Attentional mechanisms with spiking neurons
Sylvain Chevallier, Philippe Tarroux, in collaboration with Hélène Paugam-Moisy (LIRIS Lyon)
Contents |
Abstract
Although vision provides huge amounts of information about the external world, robotics vision systems are often designed to fulfill specific tasks of guidance and recognition in calibrated environments and, in spite of years of attempts, has not reached a state where the power of visual mechanisms can be fully exploited. One of the main reasons for that is the complexity of visual mechanisms and brain information processing and the recent evolution of our understanding of these processes.
Image analysis require a huge computational power in order to obtain reasonable results. We propose a bio-inspired way to process input images, based on saliency detection and spiking neural computation.
General Framework
Modeling Visual Attention
Psychologists make a useful distinction between attention and pre-attention processing : the former is a top-down process, e.g. involving task-dependent or context-dependent influences. The latter is a bottom-up (BU) process, i.e. data-driven, on which we will focus here. Many models of selective visual attention with BU process have been proposed and we can distinguish three main approaches :
- Psychological models
- Image processing
- Bio-inspired computation
Computational models of visual attention set up by psychologists focus on reproducing explaining experimental data. Many psychological models try to explain or predict the behavior of neuropsychological disorders [4]. Whereas theses goals are too divergent from computational ones, some finding are interesting, e.g. the visual features. This can be understood as the different modalities of vision : color, movement, orientation, among others. Features are extracted in a parallel way during the pre-attentive stage then combined on a saliency map. Saliency map is a common idea shared in many models, psychological and computational as well. This map shows the regions resulting from the combination of all features, the saliencies.
Saliency points can also be seen as "meaningful" descriptors of an image. This formulation lead the image processing community to propose other way to extract saliency points, without combining visual features. Image processing models use information theory (local complexity or unpredictability, [7]]) or pixel distribution (local histograms, [9]). Such descriptors are used to recognize known objects or object class and give their best performance in controlled environment.
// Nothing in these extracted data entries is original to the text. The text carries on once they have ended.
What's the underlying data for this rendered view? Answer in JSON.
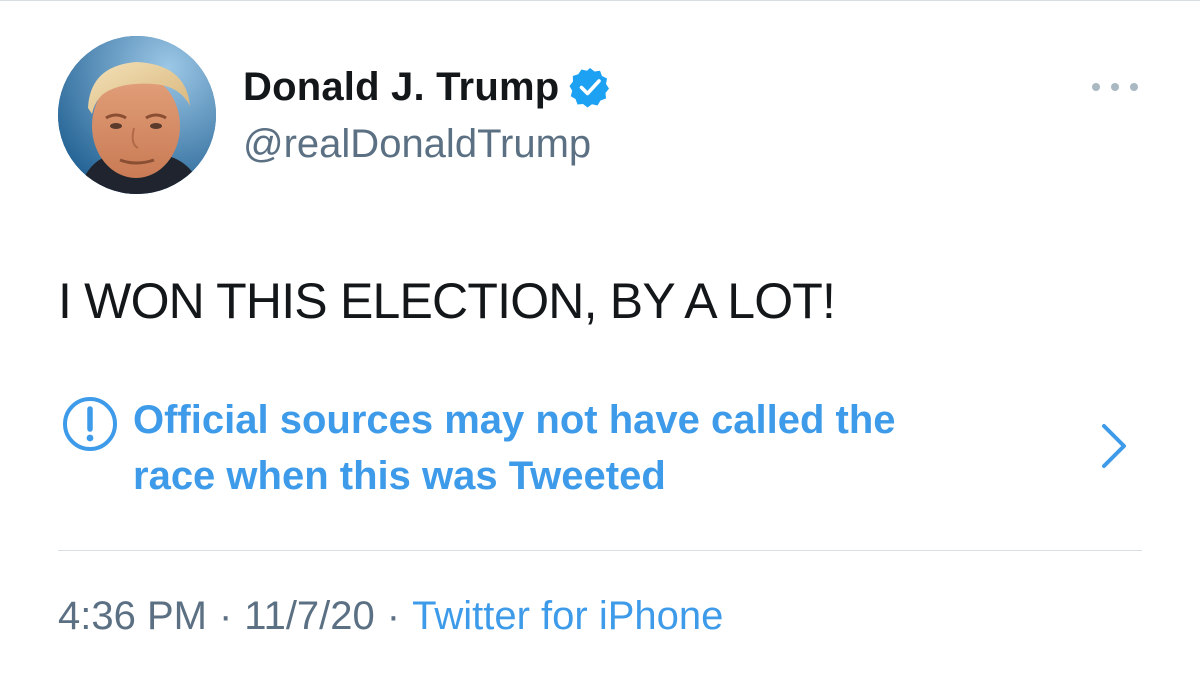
{
  "user": {
    "display_name": "Donald J. Trump",
    "handle": "@realDonaldTrump",
    "verified": true,
    "avatar_icon": "profile-photo"
  },
  "tweet": {
    "text": "I WON THIS ELECTION, BY A LOT!"
  },
  "notice": {
    "line1": "Official sources may not have called the",
    "line2": "race when this was Tweeted",
    "icon": "exclamation-circle-icon"
  },
  "meta": {
    "time": "4:36 PM",
    "separator": "·",
    "date": "11/7/20",
    "source": "Twitter for iPhone"
  },
  "colors": {
    "link_blue": "#3e9be9",
    "verified_blue": "#1da1f2",
    "text_dark": "#14171a",
    "text_gray": "#5b7083"
  }
}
They are not suited for robotics in unconstrained environment.
The bio-inspiration way aims at bringing together natural solutions and computational efficiency. It is different from producing realistic biological models as the models are simplified to get only the key properties. There is many bio-inspired models which relies on the notion of saliency map [6]. The existence of a saliency map neural correlate (in brain visual or higher areas) is broadly discussed [3].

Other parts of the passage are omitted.